By Chris Bradford
December 8, 2013
Charles Clay scores the Miami Dolphins' winning touchdown against the Pittsburgh Steelers, leaving Cortez Allen (center) and Troy Polamalu in his wake. (Jim Rassol, Sun Sentinel)
PITTSBURGH — In a season of mind-numbing defeats and inconsistent performances, Sunday’s was easily the most entertaining. But, in the end, it counts as just another loss.
It merely confirmed what many had long suspected: These Steelers are not a playoff team. At 5-8, they are not even close.
After a wild ending in which the Steelers thought they had won, only to lose on another sideline controversy, their 34-28 loss in the snow at Heinz Field to Miami finally ended the charade.
There are no shortages of reasons why the Steelers’ season will end before the New Year even begins. Their 0-4 start, including inexcusable losses to Tennessee, Oakland and Minnesota, along with injuries, certainly didn’t help. But it’s been their inability to prevent the big play all season that will leave them at home in January.
There was Giovanni Bernard’s 27-yard touchdown reception in Cincinnati and there was Adrian Peterson’s 60-yard TD run in London. There was Earl Bennett’s 17-yard TD reception against Chicago and there was Terrelle Pryor’s 93-yard run on the first play from scrimmage in Oakland. And there was Aaron Dobson’s 81-yard catch in New England and Torrey Smith’s 55-yard catch in Baltimore.
Sense a recurring theme?
On Sunday, it was Ryan Tannehill breaking off a 48-yard run in the first quarter. It was Daniel Thomas’ 55-yard run in the third quarter.

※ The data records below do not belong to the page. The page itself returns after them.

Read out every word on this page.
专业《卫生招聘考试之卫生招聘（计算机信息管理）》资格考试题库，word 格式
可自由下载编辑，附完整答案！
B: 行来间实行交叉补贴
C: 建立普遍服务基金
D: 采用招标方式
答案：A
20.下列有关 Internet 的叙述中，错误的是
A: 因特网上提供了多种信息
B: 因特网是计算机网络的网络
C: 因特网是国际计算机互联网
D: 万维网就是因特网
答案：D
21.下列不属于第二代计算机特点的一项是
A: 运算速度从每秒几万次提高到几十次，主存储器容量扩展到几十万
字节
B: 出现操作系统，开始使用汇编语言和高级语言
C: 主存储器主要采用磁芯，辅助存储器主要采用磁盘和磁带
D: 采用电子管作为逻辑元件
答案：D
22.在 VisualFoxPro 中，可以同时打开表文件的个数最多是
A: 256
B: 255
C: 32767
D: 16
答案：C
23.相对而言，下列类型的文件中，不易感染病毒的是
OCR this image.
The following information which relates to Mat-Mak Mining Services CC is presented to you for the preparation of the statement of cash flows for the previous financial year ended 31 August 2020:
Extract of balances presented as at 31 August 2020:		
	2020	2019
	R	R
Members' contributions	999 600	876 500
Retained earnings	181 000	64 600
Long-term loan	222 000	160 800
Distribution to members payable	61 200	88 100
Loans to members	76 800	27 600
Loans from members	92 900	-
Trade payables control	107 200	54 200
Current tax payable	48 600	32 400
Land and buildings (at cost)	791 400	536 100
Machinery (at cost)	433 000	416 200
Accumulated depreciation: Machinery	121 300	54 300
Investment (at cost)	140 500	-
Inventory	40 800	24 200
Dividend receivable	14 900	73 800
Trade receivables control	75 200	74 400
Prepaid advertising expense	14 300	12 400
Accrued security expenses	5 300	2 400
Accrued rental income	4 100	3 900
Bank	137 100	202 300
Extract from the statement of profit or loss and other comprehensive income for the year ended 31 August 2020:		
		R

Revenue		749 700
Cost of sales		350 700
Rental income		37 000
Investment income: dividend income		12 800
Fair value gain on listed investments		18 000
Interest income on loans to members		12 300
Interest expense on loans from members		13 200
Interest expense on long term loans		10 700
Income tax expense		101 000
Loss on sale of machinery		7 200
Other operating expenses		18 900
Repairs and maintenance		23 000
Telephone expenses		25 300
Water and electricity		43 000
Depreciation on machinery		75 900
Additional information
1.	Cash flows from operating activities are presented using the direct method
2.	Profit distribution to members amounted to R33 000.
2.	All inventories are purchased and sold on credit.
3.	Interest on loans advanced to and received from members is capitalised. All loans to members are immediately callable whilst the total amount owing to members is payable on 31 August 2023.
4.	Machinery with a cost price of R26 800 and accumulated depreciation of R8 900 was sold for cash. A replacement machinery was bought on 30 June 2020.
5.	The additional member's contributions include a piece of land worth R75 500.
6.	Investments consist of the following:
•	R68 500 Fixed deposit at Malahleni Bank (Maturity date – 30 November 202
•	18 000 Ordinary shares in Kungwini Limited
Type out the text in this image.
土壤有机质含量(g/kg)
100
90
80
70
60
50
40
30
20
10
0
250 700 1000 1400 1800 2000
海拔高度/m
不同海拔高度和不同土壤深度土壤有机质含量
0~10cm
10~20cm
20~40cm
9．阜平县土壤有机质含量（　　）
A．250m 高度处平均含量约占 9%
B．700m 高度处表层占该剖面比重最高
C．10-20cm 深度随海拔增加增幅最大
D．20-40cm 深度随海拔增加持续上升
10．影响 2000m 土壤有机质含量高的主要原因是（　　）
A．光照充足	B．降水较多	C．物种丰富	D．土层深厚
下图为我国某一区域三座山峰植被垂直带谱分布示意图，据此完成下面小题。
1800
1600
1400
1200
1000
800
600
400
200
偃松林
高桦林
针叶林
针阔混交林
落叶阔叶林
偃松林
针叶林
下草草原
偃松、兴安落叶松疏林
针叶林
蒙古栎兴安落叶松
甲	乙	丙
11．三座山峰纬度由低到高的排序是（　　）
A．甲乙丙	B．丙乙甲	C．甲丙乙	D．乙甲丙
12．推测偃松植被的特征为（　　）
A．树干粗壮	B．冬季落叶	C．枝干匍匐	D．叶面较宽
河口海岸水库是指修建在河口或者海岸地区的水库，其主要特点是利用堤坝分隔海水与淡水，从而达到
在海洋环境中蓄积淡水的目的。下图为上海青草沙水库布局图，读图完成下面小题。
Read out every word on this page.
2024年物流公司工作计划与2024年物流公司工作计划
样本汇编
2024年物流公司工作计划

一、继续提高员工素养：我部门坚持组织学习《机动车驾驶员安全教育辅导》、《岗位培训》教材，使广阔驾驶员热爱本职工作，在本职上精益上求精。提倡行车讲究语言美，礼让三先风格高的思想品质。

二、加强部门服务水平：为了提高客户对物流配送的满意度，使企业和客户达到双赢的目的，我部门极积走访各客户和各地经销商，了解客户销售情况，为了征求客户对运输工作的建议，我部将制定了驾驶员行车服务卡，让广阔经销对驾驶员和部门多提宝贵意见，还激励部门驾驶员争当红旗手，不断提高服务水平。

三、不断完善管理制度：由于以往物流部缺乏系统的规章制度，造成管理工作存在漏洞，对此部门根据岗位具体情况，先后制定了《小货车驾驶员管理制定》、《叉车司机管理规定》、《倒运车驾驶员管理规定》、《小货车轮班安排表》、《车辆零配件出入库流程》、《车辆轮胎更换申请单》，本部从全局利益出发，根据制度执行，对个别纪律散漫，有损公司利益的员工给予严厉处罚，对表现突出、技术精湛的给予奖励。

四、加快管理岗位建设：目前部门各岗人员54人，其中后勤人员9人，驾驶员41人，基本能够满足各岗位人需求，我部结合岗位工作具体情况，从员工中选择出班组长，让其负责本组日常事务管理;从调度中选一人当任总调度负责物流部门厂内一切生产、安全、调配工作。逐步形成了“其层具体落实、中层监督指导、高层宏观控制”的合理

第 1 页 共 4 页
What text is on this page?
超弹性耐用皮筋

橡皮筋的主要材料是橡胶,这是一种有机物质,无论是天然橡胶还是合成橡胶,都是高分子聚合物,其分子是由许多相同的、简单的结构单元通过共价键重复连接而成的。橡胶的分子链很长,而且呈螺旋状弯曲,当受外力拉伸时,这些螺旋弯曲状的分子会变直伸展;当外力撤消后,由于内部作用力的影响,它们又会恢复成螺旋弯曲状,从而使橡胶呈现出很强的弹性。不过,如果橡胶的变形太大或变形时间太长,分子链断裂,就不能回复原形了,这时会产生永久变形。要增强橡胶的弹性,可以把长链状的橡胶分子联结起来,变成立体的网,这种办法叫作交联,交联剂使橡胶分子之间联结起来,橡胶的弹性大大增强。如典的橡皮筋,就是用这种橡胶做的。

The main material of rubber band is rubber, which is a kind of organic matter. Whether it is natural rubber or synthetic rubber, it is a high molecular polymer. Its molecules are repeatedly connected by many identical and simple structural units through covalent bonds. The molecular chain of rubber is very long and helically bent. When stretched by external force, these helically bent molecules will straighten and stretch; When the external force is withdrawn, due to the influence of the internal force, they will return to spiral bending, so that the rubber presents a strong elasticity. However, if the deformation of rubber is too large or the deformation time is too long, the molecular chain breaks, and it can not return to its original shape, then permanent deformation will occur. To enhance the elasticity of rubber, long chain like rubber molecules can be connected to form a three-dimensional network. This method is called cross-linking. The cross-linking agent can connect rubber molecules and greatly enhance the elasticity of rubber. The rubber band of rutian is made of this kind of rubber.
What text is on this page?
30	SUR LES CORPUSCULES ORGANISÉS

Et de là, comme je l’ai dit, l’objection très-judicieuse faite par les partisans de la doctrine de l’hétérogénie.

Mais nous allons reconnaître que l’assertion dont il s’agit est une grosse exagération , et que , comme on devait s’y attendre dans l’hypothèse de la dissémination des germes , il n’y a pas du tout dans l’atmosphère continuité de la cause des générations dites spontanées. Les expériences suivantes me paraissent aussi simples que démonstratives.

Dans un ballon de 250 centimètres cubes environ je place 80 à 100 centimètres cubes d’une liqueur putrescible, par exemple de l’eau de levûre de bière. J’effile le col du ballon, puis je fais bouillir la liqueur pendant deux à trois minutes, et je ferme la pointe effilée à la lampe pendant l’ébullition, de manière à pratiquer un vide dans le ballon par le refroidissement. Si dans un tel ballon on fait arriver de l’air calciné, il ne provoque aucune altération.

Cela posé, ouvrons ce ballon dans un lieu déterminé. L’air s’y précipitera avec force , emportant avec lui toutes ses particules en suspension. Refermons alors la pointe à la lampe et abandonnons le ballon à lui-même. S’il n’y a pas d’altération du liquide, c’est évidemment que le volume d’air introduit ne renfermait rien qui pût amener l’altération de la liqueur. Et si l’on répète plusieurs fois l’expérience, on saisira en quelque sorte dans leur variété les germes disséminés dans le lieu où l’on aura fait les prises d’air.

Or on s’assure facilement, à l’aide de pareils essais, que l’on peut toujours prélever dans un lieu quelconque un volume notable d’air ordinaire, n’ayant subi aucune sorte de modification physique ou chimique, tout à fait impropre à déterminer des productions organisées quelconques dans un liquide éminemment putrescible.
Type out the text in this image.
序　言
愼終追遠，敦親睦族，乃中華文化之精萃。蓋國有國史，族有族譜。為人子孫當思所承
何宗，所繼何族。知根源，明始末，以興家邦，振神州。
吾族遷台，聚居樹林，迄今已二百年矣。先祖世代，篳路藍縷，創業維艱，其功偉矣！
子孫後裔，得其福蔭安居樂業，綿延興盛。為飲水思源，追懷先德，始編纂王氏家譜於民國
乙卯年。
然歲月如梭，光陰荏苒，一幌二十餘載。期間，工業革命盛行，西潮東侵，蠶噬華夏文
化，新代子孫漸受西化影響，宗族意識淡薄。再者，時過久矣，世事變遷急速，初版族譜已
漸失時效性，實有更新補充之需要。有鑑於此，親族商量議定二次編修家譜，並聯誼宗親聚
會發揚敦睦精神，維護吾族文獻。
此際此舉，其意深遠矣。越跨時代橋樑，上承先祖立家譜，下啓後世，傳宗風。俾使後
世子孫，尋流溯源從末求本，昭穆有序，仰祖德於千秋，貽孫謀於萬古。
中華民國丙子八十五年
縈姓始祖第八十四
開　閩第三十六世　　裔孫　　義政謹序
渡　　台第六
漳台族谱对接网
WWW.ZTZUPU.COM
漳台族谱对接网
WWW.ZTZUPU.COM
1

“Everyone was where they were supposed to be,” linebacker LaMarr Woodley said. “The guy just broke free.”
And then there was Charles Clay’s 13-yard touchdown reception on the following play, in which Troy Polamalu and Cortez Allen failed to make a routine tackle, instead going for a strip and getting only air.
“We’re giving up too many big plays on defense and it’s happening from all over,” Polamalu said.
The only positive from Sunday’s loss is that it allows the Steelers a chance to look into their future, albeit a few weeks sooner then they would like. It’s a future that can’t include Ryan Clark or Ike Taylor or Woodley or, yes, even the great Polamalu.
All are -- or were -- great players. They are all part of a legacy that returned glory to Pittsburgh but change is needed after a remarkable decade-long run. But they are a half-step slower, and as the Steelers found out Sunday, inches can decide outcomes.
“I’ve realized, probably because I’m older, faces change,” Clark said. “You lose James Farrriors, lose Aaron Smiths, you lose Casey (Hampton). It hurts. It’s tough. But everybody’s time comes.”
Indeed, the time has come for the Steelers to make bold changes in their defense, the secondary in particular. Maybe it’s time to give starting jobs to Jason Worilds and Jarvis Jones and Shamarko Thomas.
At the beginning of the season, the organization bristled at the term “transition.” At 5-8, it’s time to embrace it.